Janet credits Jankowski and her other case managers with helping her organize and prioritize her life so she could continue her studies while raising her son. More importantly, Janet said she feels that advancing her education will help her stay out of poverty and provide the life she wants for herself and her family.
Her self-growth and maturity have helped her restore her relationship with her mother. “Now that I’m a mom, I understand some of things she was going through,” she said. She is also closer to her younger brother and sister. Today her son, Daniel, is enrolled at St. Adalbert School in South Bend and Janet is a parishioner at Our Lady of Hungary. She has also healed her relationship with Daniel’s father, and today they co-parent.
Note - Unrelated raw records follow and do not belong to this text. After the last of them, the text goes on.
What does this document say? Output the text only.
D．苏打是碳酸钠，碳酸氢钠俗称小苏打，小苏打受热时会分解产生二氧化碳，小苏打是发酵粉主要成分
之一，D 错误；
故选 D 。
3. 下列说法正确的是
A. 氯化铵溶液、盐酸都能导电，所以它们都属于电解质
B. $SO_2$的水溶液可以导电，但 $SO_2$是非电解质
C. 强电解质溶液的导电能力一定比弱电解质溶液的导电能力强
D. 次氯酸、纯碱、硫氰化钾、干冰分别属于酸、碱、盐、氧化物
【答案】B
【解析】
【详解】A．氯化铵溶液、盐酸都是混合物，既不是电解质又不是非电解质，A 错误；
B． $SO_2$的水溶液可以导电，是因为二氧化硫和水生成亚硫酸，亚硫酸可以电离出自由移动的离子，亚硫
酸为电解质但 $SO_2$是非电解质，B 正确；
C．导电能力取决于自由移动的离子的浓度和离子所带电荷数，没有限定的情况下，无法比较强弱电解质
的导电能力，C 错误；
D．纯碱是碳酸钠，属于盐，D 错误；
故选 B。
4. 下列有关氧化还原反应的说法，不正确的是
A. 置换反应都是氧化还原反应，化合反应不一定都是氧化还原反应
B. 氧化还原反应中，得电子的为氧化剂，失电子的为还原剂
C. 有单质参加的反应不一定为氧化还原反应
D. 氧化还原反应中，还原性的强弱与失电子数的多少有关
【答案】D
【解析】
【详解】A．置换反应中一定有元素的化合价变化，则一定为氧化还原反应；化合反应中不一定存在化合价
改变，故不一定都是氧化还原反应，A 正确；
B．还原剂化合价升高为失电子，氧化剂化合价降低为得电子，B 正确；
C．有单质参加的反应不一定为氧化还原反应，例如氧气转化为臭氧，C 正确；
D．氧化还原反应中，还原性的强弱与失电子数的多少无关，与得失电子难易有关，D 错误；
In 2018, Janet experienced a traumatic event with a loved one that has taken a great emotional toll. Once again, Jankowski acted as a stabilizing influence, helping her stay strong for her son, maintain her home, connect with support groups and pursue her dreams of going back to school, getting married, having more children, buying a home and helping others.
“I want to go back to school to become a social worker,” she said. “I want to help people who are in the same circumstances as me. I’ve been given so much. Now I want to give back.”
When asked what she would say to other teen moms about her experience with the program, Janet encouraged them to contact ECHO right away.
“They are like Google: they will help you find whatever you need,” she said. “But more important, they are always there for you. You will never be alone.”
Janet’s last name withheld to protect her privacy.